Bei der deutschen Gasversorgung herrscht noch immer viel Unklarheit und versetzt die Chefs der größten deutschen Unternehmen in Alarmbereitschaft. Seit Russland vor knapp einer Woche angekündigt hat, "unfreundliche" – also westliche Staaten wie Deutschland – müssten zukünftig ihre Gasrechnungen in Rubel begleichen, fürchten viele Unternehmer einen Lieferstopp.

So warnte BASF -Chef Martin Brudermüller für den Fall eines Importstopps oder längerfristigen Ausfalls von Gas- und Öllieferungen aus Russland vor beispiellosen wirtschaftlichen Schäden. "Das könnte die deutsche Volkswirtschaft in ihre schwerste Krise seit Ende des Zweiten Weltkriegs bringen", sagte Brudermüller der "Frankfurter Allgemeinen Sonntagszeitung".

Die Chemiebranche, zu der auch BASF zählt, wäre der Industriezweig, den ein Lieferstopp des russischen Gases wohl am drastischsten treffen würde. Doch auch andere Branchen würden die Konsequenzen deutlich spüren und müssten teilweise Verluste in Millionenhöhe hinnehmen (mehr dazu lesen Sie hier).

Bundesregierung beharrt auf Euro-Zahlungen

Am Donnerstag gab Russland weitere Details zur Rubel-Umstellung bekannt. Nach russischer Darstellung müssen westliche Staaten von Freitag an Konten bei der Gazprombank eröffnen, um weiter Gas zu erhalten. Andernfalls würden die Lieferungen eingestellt, hatte Präsident Wladimir Putin angekündigt.
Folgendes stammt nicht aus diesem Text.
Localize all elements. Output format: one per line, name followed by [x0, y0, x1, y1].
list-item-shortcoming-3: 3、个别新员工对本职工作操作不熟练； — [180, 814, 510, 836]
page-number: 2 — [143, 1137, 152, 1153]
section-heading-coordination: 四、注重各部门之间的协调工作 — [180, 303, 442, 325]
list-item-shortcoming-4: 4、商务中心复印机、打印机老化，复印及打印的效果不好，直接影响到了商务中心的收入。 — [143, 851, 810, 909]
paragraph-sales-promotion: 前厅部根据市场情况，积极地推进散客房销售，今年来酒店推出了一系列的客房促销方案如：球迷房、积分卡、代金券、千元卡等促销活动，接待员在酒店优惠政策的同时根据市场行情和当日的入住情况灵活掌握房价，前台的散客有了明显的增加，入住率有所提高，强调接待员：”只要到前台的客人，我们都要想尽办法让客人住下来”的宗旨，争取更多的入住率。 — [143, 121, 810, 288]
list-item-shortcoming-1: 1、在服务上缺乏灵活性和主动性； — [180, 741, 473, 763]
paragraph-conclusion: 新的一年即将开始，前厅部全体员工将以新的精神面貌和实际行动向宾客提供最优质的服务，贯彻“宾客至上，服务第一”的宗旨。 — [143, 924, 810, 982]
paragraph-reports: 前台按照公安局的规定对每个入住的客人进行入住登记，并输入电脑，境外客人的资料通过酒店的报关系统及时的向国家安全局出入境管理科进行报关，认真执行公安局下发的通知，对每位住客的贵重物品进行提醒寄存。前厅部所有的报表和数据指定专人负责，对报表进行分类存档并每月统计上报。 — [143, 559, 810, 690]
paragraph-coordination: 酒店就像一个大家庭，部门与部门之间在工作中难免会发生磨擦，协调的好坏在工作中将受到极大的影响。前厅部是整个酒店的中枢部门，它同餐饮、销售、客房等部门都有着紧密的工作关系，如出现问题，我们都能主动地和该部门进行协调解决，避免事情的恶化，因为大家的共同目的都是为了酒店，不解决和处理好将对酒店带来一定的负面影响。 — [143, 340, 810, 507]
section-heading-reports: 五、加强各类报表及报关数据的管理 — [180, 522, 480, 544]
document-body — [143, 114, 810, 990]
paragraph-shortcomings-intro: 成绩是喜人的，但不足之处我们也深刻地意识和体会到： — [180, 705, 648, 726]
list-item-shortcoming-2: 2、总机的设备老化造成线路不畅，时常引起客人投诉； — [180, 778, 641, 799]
Die Staaten müssen demnach über die Konten, die einen Bereich für Valuta – also Euro oder Dollar – und einen für Rubel haben, eine Zahlung in russischer Währung sicherstellen. Laut dem von Putin unterzeichneten Dekret können weiter in Euro oder Dollar auf das russische Konto eingezahlt werden. Die Gazprombank tauscht das Geld dann in Rubel und überweist den Betrag an Gazprom . Warum Russland nun so dringend Rubel vom Westen braucht, lesen Sie hier.

Die Bundesregierung beharrt darauf, Zahlungen müssten wie vereinbart in Euro oder Dollar erfolgen. Die genauen Auswirkungen der geänderten Modalitäten sind unklar. Analysten in Moskau gehen davon aus, dass das System erst im April und Mai zur vollen Wirkung kommt. Fachleute erwarten nicht, dass die Änderungen große Konsequenzen für deutsche Firmen mit sich bringen.

Es droht der Dominoeffekt

In der deutschen Wirtschaft gibt es große Befürchtungen, dass die Bundesrepublik in eine schwere Krise stürzen könnte, sollte Moskau die Gaslieferungen einstellen oder der Westen Russland mit einem Energieembargo belegen.

Auch die Bau- und Energieexpertin Lamia Messari-Becker, die die Bundesregierung berät, warnte für den Fall eines Stopps russischer Gaslieferungen vor verheerenden Folgen. "Wenn Grundstoff-Industrien zum Erliegen kämen, würde ein Dominoeffekt entstehen, der nicht mehr aufzuhalten und nur schwer reparabel wäre", sagte sie der Deutschen Presse-Agentur.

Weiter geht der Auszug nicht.